Prior inconsistent statement

Although the trial court refused to admit the statement as a prior inconsistent statement, the statement could have been admitted under that exception to the hearsay rule.   While failure of recollection does not automatically render the conversation admissible as a prior inconsistent statement, under certain circumstances it will.  “ ‘Normally, the testimony of a witness that he or she does not remember an event is not inconsistent with that witness's prior statement describing the event.’ ”  (People v. Ervin (2000) 22 Cal.4th 48, 84.)   Inconsistency will not be implied unless a witness's claim of lack of memory amounts to deliberate evasion.  (Ibid.)
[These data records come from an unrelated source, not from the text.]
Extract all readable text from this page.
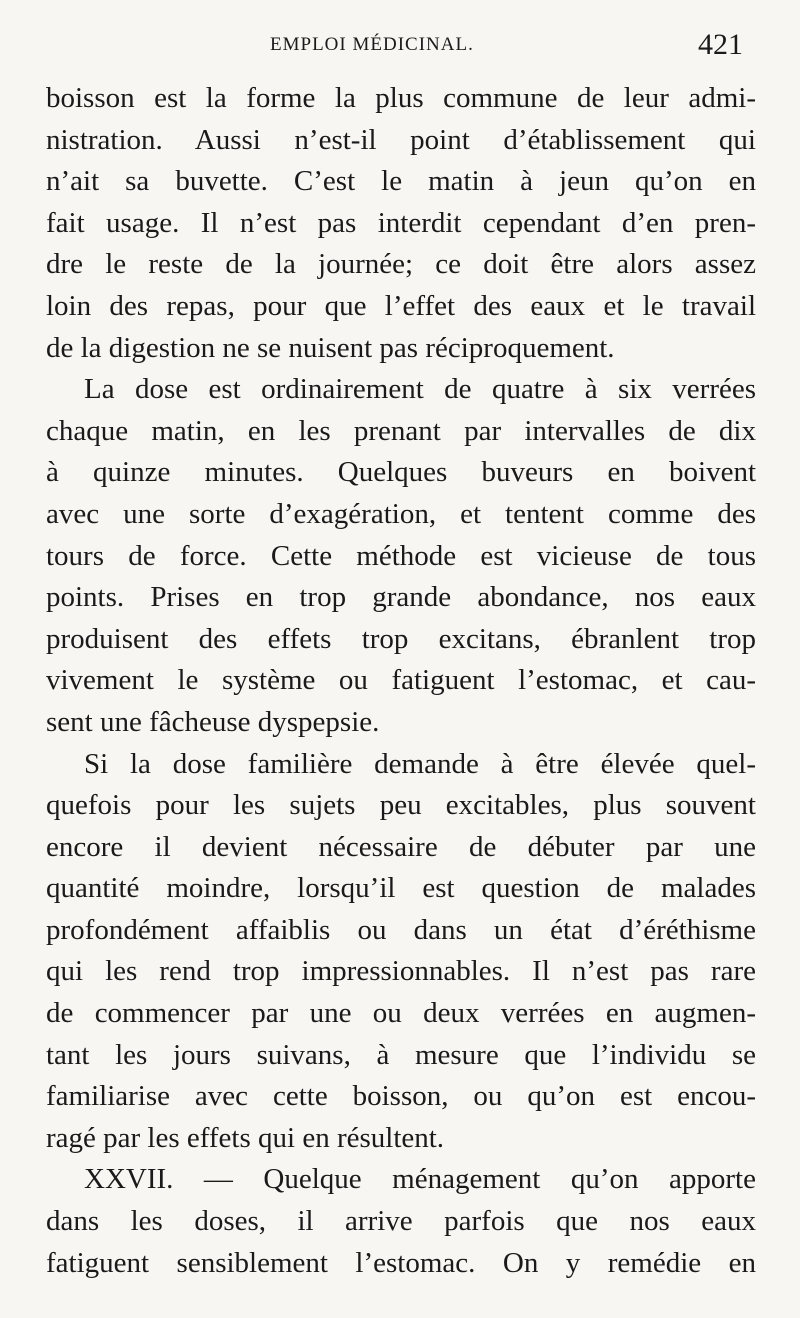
EMPLOI MÉDICINAL.	421
boisson est la forme la plus commune de leur admi-
nistration. Aussi n’est-il point d’établissement qui
n’ait sa buvette. C’est le matin à jeun qu’on en
fait usage. Il n’est pas interdit cependant d’en pren-
dre le reste de la journée; ce doit être alors assez
loin des repas, pour que l’effet des eaux et le travail
de la digestion ne se nuisent pas réciproquement.
La dose est ordinairement de quatre à six verrées
chaque matin, en les prenant par intervalles de dix
à quinze minutes. Quelques buveurs en boivent
avec une sorte d’exagération, et tentent comme des
tours de force. Cette méthode est vicieuse de tous
points. Prises en trop grande abondance, nos eaux
produisent des effets trop excitans, ébranlent trop
vivement le système ou fatiguent l’estomac, et cau-
sent une fâcheuse dyspepsie.
Si la dose familière demande à être élevée quel-
quefois pour les sujets peu excitables, plus souvent
encore il devient nécessaire de débuter par une
quantité moindre, lorsqu’il est question de malades
profondément affaiblis ou dans un état d’éréthisme
qui les rend trop impressionnables. Il n’est pas rare
de commencer par une ou deux verrées en augmen-
tant les jours suivans, à mesure que l’individu se
familiarise avec cette boisson, ou qu’on est encou-
ragé par les effets qui en résultent.
XXVII. — Quelque ménagement qu’on apporte
dans les doses, il arrive parfois que nos eaux
fatiguent sensiblement l’estomac. On y remédie en
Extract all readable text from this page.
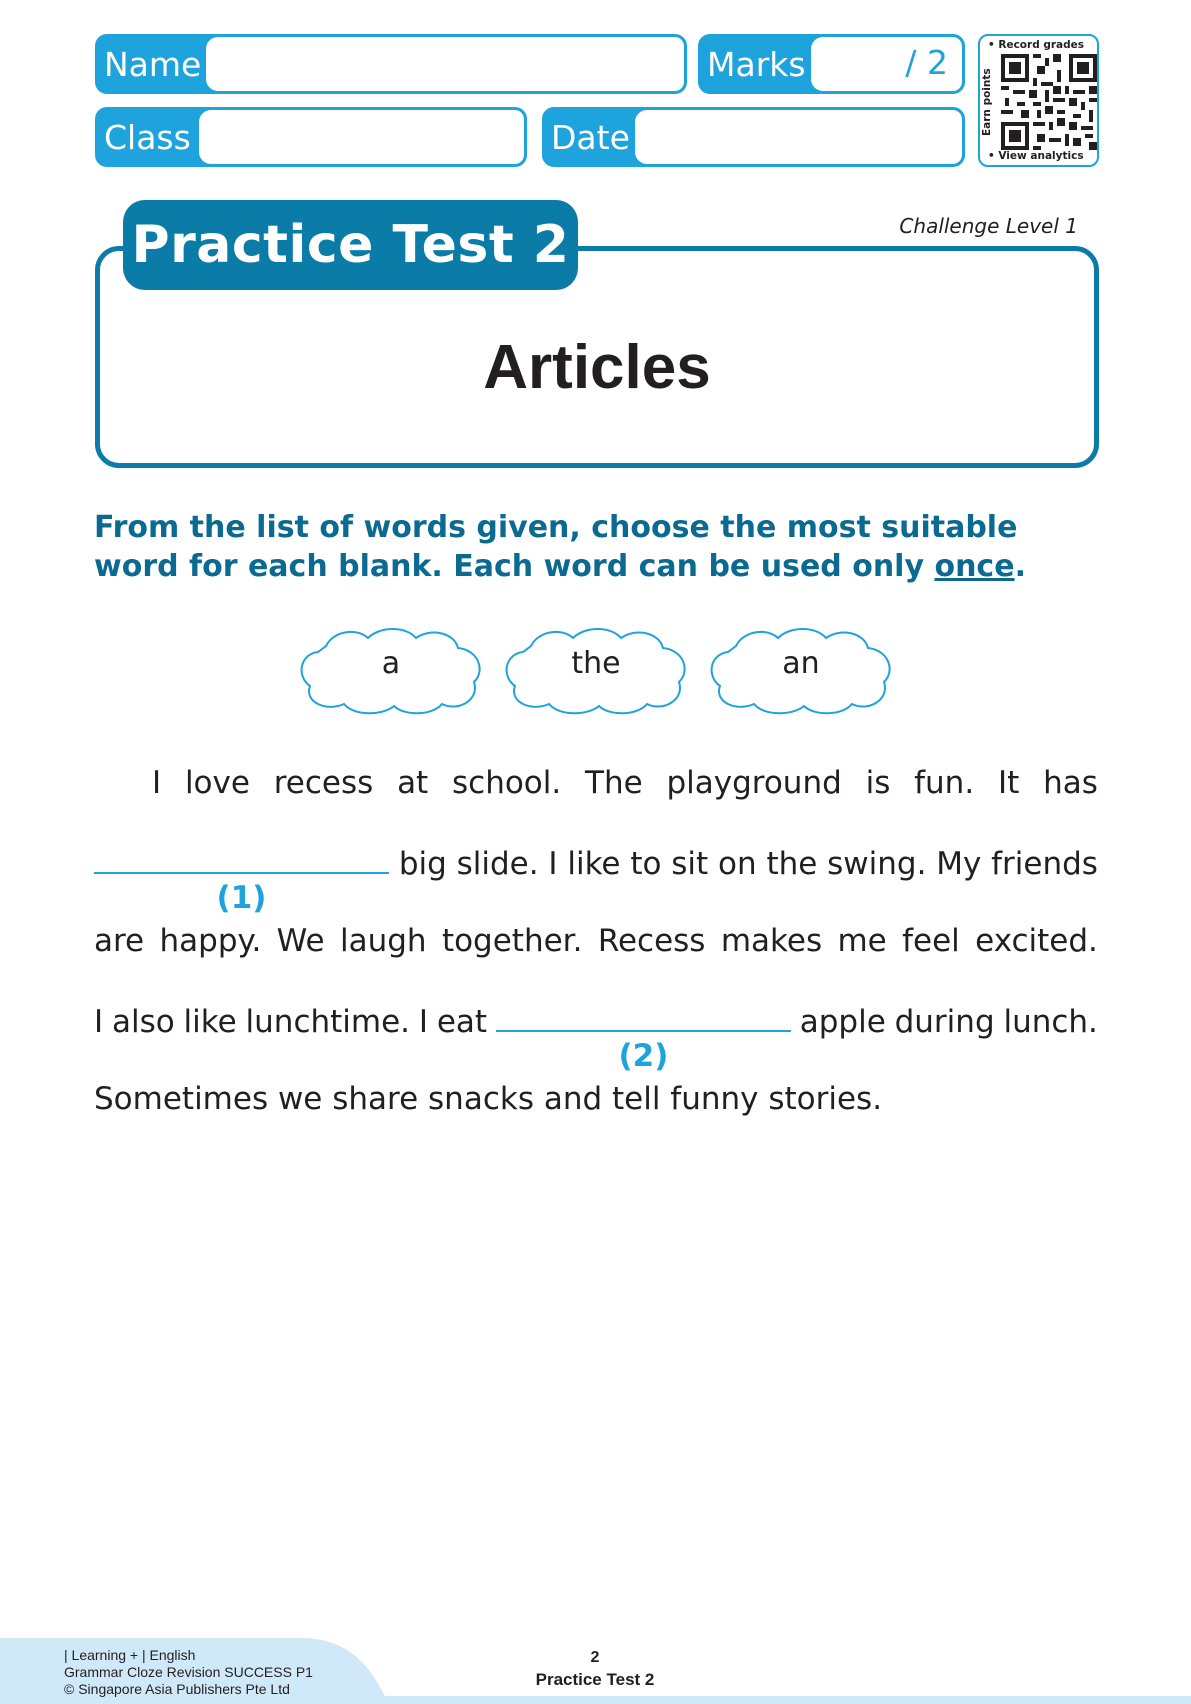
Name	Marks	/ 2
Class	Date
• Record grades
Earn points
• View analytics
Practice Test 2	Challenge Level 1
Articles
From the list of words given, choose the most suitable word for each blank. Each word can be used only once.
a	the	an
I love recess at school. The playground is fun. It has
(1)
big slide. I like to sit on the swing. My friends
are happy. We laugh together. Recess makes me feel excited.
I also like lunchtime. I eat
(2)
apple during lunch.
Sometimes we share snacks and tell funny stories.
| Learning + | English
Grammar Cloze Revision SUCCESS P1
© Singapore Asia Publishers Pte Ltd
2
Practice Test 2
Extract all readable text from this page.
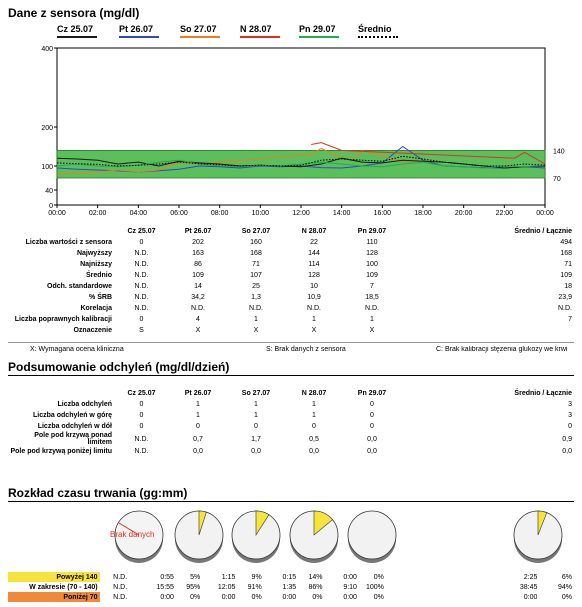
Dane z sensora (mg/dl)
Cz 25.07	Pt 26.07	So 27.07	N 28.07	Pn 29.07 Średnio
140
70
400
200
100
40
0
00:00	02:00	04:00	06:00	08:00	10:00	12:00	14:00	16:00	18:00	20:00	22:00	00:00
	Cz 25.07	Pt 26.07	So 27.07	N 28.07	Pn 29.07	Średnio / Łącznie
Liczba wartości z sensora	0	202	160	22	110	494
Najwyższy	N.D.	163	168	144	128	168
Najniższy	N.D.	86	71	114	100	71
Średnio	N.D.	109	107	128	109	109
Odch. standardowe	N.D.	14	25	10	7	18
% ŚRB	N.D.	34,2	1,3	10,9	18,5	23,9
Korelacja	N.D.	N.D.	N.D.	N.D.	N.D.	N.D.
Liczba poprawnych kalibracji	0	4	1	1	1	7
Oznaczenie	S	X	X	X	X	
X: Wymagana ocena kliniczna	S: Brak danych z sensora	C: Brak kalibracji stężenia glukozy we krwi
Podsumowanie odchyleń (mg/dl/dzień)
	Cz 25.07	Pt 26.07	So 27.07	N 28.07	Pn 29.07	Średnio / Łącznie
Liczba odchyleń	0	1	1	1	0	3
Liczba odchyleń w górę	0	1	1	1	0	3
Liczba odchyleń w dół	0	0	0	0	0	0
Pole pod krzywą ponad limitem	N.D.	0,7	1,7	0,5	0,0	0,9
Pole pod krzywą poniżej limitu	N.D.	0,0	0,0	0,0	0,0	0,0
Rozkład czasu trwania (gg:mm)
Brak danych
Powyżej 140	N.D.	0:55	5%	1:15	9%	0:15	14%	0:00	0%		2:25	6%
W zakresie (70 - 140)	N.D.	15:55	95%	12:05	91%	1:35	86%	9:10	100%		38:45	94%
Poniżej 70	N.D.	0:00	0%	0:00	0%	0:00	0%	0:00	0%		0:00	0%
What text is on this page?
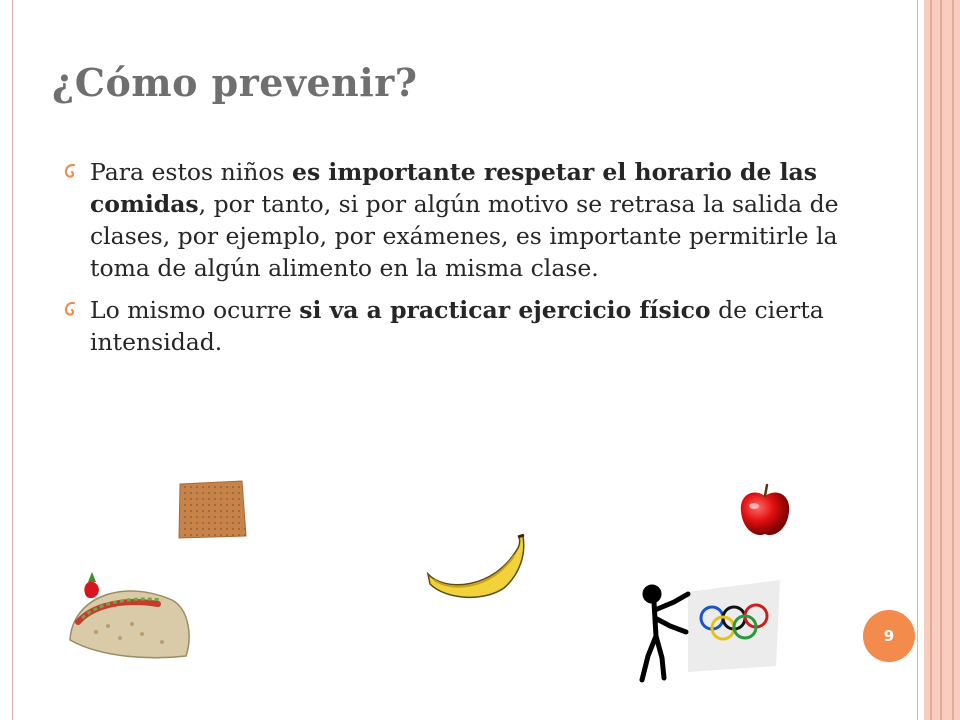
¿Cómo prevenir?
Para estos niños es importante respetar el horario de las comidas, por tanto, si por algún motivo se retrasa la salida de clases, por ejemplo, por exámenes, es importante permitirle la toma de algún alimento en la misma clase.
Lo mismo ocurre si va a practicar ejercicio físico de cierta intensidad.
9
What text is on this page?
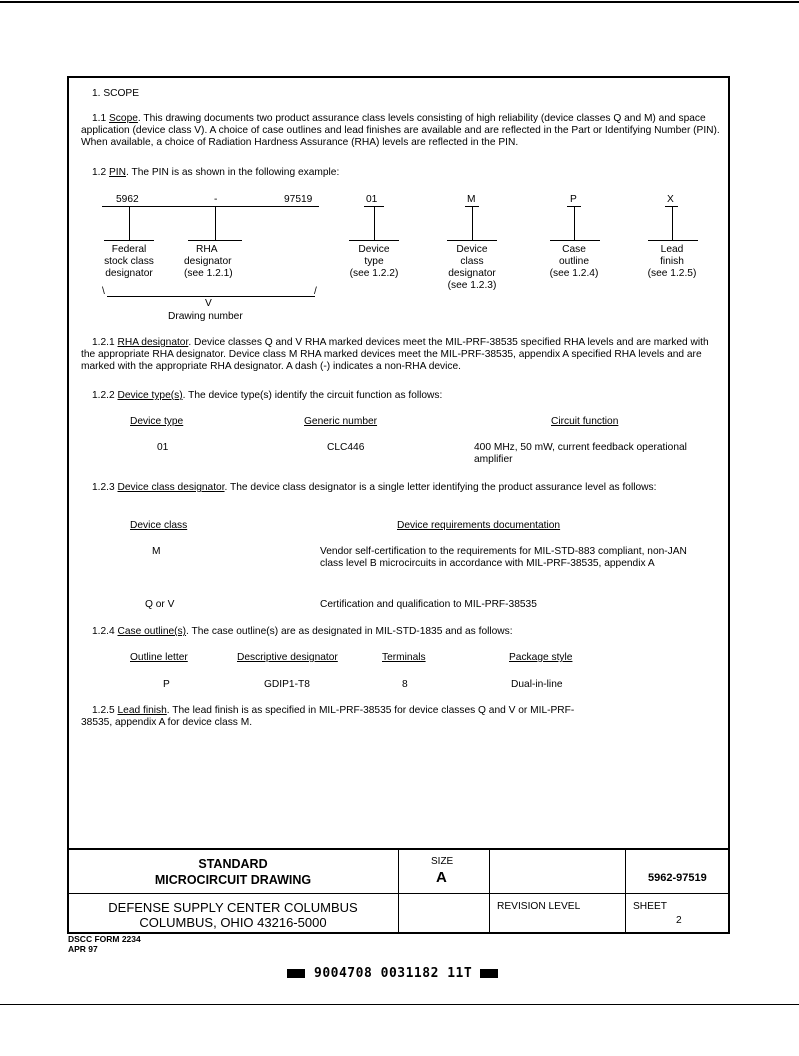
1. SCOPE
1.1 Scope. This drawing documents two product assurance class levels consisting of high reliability (device classes Q and M) and space application (device class V). A choice of case outlines and lead finishes are available and are reflected in the Part or Identifying Number (PIN). When available, a choice of Radiation Hardness Assurance (RHA) levels are reflected in the PIN.
1.2 PIN. The PIN is as shown in the following example:
5962	-	97519	01	M	P	X
Federal
stock class
designator
RHA
designator
(see 1.2.1)
Device
type
(see 1.2.2)
Device
class
designator
(see 1.2.3)
Case
outline
(see 1.2.4)
Lead
finish
(see 1.2.5)
\	/
V
Drawing number
1.2.1 RHA designator. Device classes Q and V RHA marked devices meet the MIL-PRF-38535 specified RHA levels and are marked with the appropriate RHA designator. Device class M RHA marked devices meet the MIL-PRF-38535, appendix A specified RHA levels and are marked with the appropriate RHA designator. A dash (-) indicates a non-RHA device.
1.2.2 Device type(s). The device type(s) identify the circuit function as follows:
Device type	Generic number	Circuit function
01	CLC446	400 MHz, 50 mW, current feedback operational amplifier
1.2.3 Device class designator. The device class designator is a single letter identifying the product assurance level as follows:
Device class	Device requirements documentation
M	Vendor self-certification to the requirements for MIL-STD-883 compliant, non-JAN class level B microcircuits in accordance with MIL-PRF-38535, appendix A
Q or V	Certification and qualification to MIL-PRF-38535
1.2.4 Case outline(s). The case outline(s) are as designated in MIL-STD-1835 and as follows:
Outline letter	Descriptive designator	Terminals	Package style
P	GDIP1-T8	8	Dual-in-line
1.2.5 Lead finish. The lead finish is as specified in MIL-PRF-38535 for device classes Q and V or MIL-PRF-38535, appendix A for device class M.
STANDARD
MICROCIRCUIT DRAWING
SIZE
A	5962-97519
DEFENSE SUPPLY CENTER COLUMBUS
COLUMBUS, OHIO 43216-5000
REVISION LEVEL	SHEET
2
DSCC FORM 2234
APR 97
9004708 0031182 11T
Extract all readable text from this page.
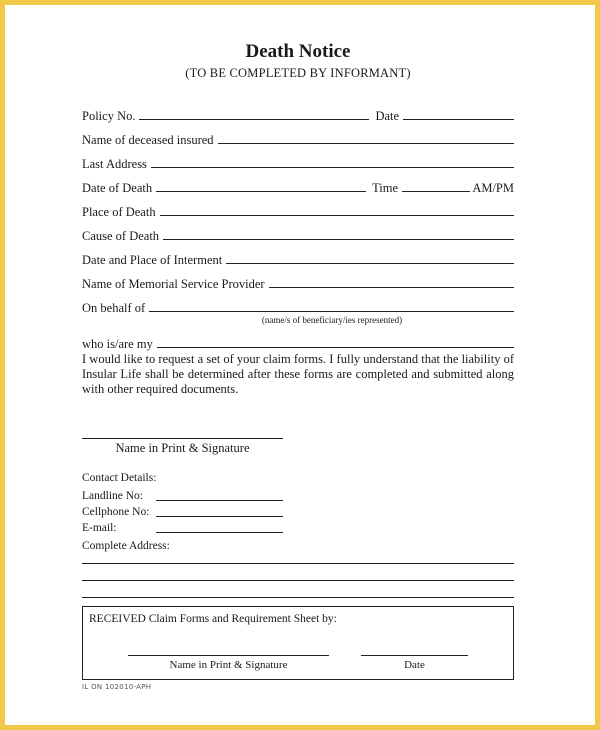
Death Notice
(TO BE COMPLETED BY INFORMANT)
Policy No.	Date
Name of deceased insured
Last Address
Date of Death	Time	AM/PM
Place of Death
Cause of Death
Date and Place of Interment
Name of Memorial Service Provider
On behalf of
(name/s of beneficiary/ies represented)
who is/are my
I would like to request a set of your claim forms. I fully understand that the liability of Insular Life shall be determined after these forms are completed and submitted along with other required documents.
Name in Print & Signature
Contact Details:
Landline No:
Cellphone No:
E-mail:
Complete Address:
RECEIVED Claim Forms and Requirement Sheet by:
Name in Print & Signature	Date
IL ON 102010-APH
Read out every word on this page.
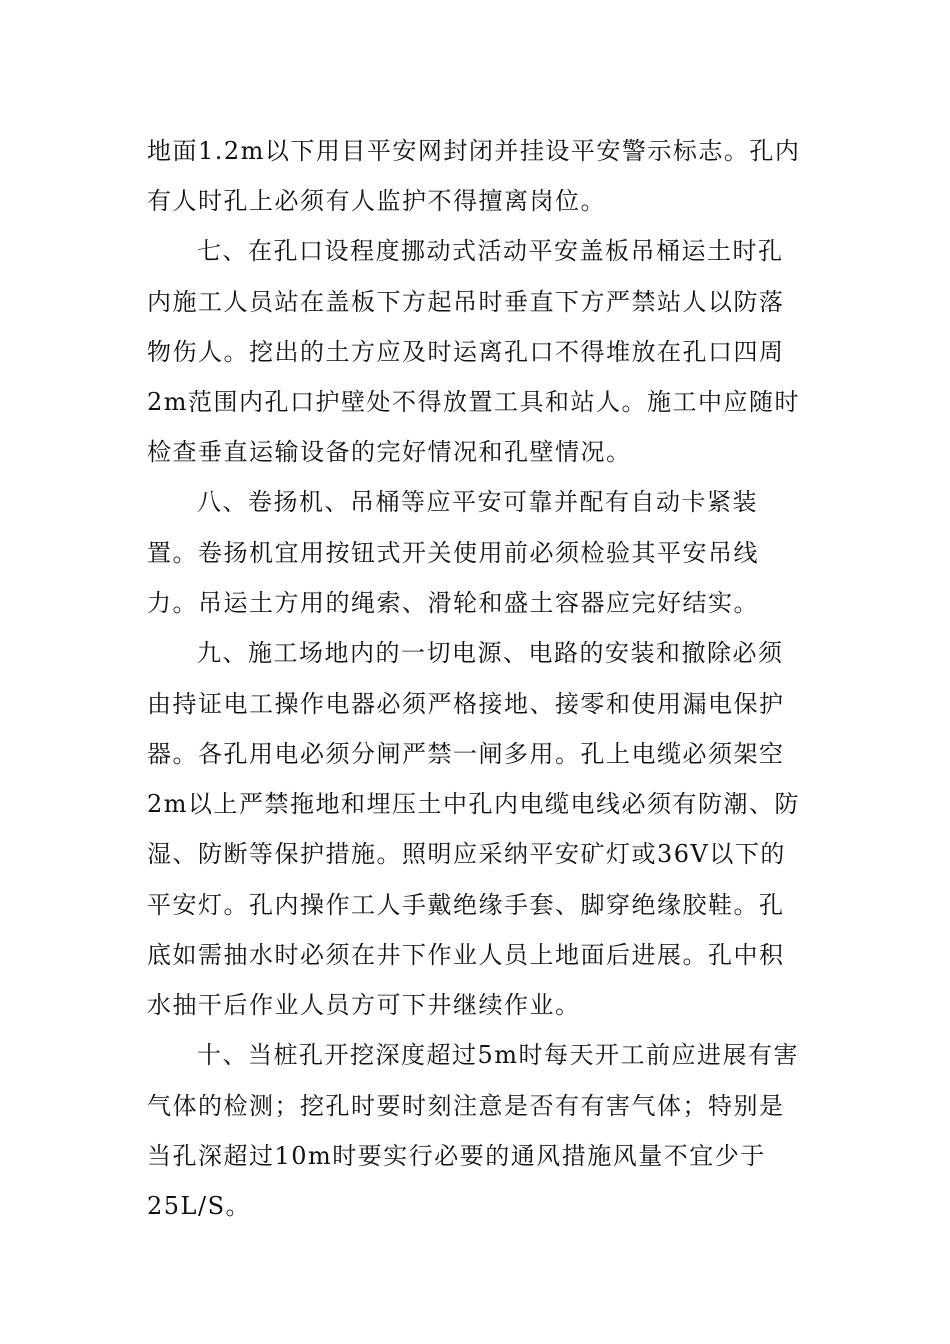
地面1.2m以下用目平安网封闭并挂设平安警示标志。孔内
有人时孔上必须有人监护不得擅离岗位。
七、在孔口设程度挪动式活动平安盖板吊桶运土时孔
内施工人员站在盖板下方起吊时垂直下方严禁站人以防落
物伤人。挖出的土方应及时运离孔口不得堆放在孔口四周
2m范围内孔口护壁处不得放置工具和站人。施工中应随时
检查垂直运输设备的完好情况和孔壁情况。
八、卷扬机、吊桶等应平安可靠并配有自动卡紧装
置。卷扬机宜用按钮式开关使用前必须检验其平安吊线
力。吊运土方用的绳索、滑轮和盛土容器应完好结实。
九、施工场地内的一切电源、电路的安装和撤除必须
由持证电工操作电器必须严格接地、接零和使用漏电保护
器。各孔用电必须分闸严禁一闸多用。孔上电缆必须架空
2m以上严禁拖地和埋压土中孔内电缆电线必须有防潮、防
湿、防断等保护措施。照明应采纳平安矿灯或36V以下的
平安灯。孔内操作工人手戴绝缘手套、脚穿绝缘胶鞋。孔
底如需抽水时必须在井下作业人员上地面后进展。孔中积
水抽干后作业人员方可下井继续作业。
十、当桩孔开挖深度超过5m时每天开工前应进展有害
气体的检测；挖孔时要时刻注意是否有有害气体；特别是
当孔深超过10m时要实行必要的通风措施风量不宜少于
25L/S。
To admit the prior statement, there must be a “reasonable basis in the record for concluding that the witness's ‘I don't remember’ statements are evasive and untruthful.”  (People v. Johnson (1992) 3 Cal.4th 1183, 1219–1220.)   Here, Verduzco admitted he told a defense investigator prior to trial that he did not want to testify or participate in the trial.   At trial, Verduzco admitted he did not want to be on the stand testifying.   While testifying, Verduzco had a failure of recollection as it pertained to Delgado's role in the attack.   The trial court reasonably could have found Verduzco was being evasive or untruthful when he testified he could not remember.

Spontaneous statement

As we conclude the statement was admissible as a prior inconsistent statement, we do not have to decide the statement's admissibility as a spontaneous statement.   We also need not address Delgado's claim that its erroneous admission adversely affected his constitutional rights.


The judgment is affirmed.

CORNELL, Acting P.J.





FN1. All further statutory references are to the Penal Code unless otherwise stated..  FN1. All further statutory references are to the Penal Code unless otherwise stated.